I would also be satisfied with a book which I could cite. Thx.
 A: Think about the edges of the walk as Jordan curves and the nodes as vertices.  Suppose that you walk begins at the "repeated" vertex: $W=v_1 v_2 v_3 ..., v_k v_1 v_{k+1},...$  Note that if you union together the Jordan curves $v_1\to v_2\cup v_{2}\to v_{3}\cup ... \cup v_{k}\to v_{1}$ you get a closed curve.  The closed curve divides the plane into two regions the inner (bounded) region and the outer (unbounded) region.  View the vertices that you walked along, $v_1,...,v_{k}$ as being in the bounded face.  There are possibly more vertices/edges in that bounded face, and $v_{k+1}$ is not in the bounded face.  Then, all you need to see is that deleting $v_{k}$ separates $v_{k-1}$ from $v_{k+1}$.  The reason for this is that no other vertex on the closed curve $v_1...v_{k}v_{1}$ can be visited twice (on the bigger walk around the outer face).  If $v_{k-1}$ is not separated from $v_{k+1}$ then there is a path that goes from inside the bounded face to the outer face (but it must cross the boundary which it cannot do since the graph is planar).
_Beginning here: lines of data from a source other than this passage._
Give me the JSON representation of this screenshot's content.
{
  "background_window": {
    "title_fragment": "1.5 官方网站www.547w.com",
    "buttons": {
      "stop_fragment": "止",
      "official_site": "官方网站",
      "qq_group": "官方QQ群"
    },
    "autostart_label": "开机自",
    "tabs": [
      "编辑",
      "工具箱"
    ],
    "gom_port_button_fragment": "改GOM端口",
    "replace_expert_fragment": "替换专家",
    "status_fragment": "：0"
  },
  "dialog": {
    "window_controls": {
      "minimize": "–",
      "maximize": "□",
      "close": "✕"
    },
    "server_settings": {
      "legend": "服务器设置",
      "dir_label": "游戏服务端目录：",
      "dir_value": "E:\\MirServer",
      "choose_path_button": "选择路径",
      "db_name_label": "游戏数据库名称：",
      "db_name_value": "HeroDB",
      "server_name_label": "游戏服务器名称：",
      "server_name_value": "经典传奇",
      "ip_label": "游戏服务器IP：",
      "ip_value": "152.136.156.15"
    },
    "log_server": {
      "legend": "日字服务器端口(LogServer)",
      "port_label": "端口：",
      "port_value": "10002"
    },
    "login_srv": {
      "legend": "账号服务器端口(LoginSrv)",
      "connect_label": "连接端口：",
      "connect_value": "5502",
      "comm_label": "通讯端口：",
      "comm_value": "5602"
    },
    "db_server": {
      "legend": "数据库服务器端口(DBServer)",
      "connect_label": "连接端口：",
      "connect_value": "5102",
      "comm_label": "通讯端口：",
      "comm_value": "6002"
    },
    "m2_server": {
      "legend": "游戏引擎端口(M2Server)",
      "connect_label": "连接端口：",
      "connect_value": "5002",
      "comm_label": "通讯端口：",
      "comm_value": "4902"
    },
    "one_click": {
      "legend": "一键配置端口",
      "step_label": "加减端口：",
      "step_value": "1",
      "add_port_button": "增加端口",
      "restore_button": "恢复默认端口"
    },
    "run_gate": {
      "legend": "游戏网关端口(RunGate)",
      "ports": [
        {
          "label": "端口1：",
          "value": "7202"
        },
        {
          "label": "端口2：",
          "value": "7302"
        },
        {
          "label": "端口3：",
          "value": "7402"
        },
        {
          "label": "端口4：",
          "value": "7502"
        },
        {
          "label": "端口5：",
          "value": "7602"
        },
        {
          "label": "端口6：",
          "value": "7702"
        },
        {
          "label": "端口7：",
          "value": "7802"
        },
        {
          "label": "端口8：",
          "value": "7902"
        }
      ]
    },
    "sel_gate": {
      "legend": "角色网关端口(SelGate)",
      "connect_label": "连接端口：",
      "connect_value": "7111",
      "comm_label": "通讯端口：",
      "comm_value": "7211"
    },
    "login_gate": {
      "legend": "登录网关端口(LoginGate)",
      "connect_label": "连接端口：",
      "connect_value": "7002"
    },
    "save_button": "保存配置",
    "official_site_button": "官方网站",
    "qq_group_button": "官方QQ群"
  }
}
A: The walk around a face $F$ is called the facial walk $W$ of $F$ in some parts of the literature (c.f. Graphs on Surfaces from Mohar and Thomassen). This walk has the property, that the "angle" at a given boundaryvertex of $F$ between an incoming edge and an outgoing edge of the walk contains no other edges. One could say the walk will always take the closest edge to its right. This angle is also "contained" in $F$. Now $F$ is path connected hence if you have a repeated vertex $v$, there are two angles $a$ and $b$ which you can connect by a path in the face, but you can also connect the endpoints of those paths to $v$. This gives you a closed Jordan Curve $J$. Now you have to proof that some Vertices of your graph are in the interior of $J$ and some are in the exterior. This can be done by observing that the two Vertices $w_1,w_2$ that "span" $a$ together with $v$ have to be contained in different components of $\mathbb R^2 \setminus J$ as they are connected by a path that crosses $J$ exactly once. Hence any path from $w_1$ to $w_2$ has to pass through $J$, but $J$ intersects the graph only in $v$. So the removal of $v$ will leave $w_1$ and $w_2$ in different Clusters of the graph.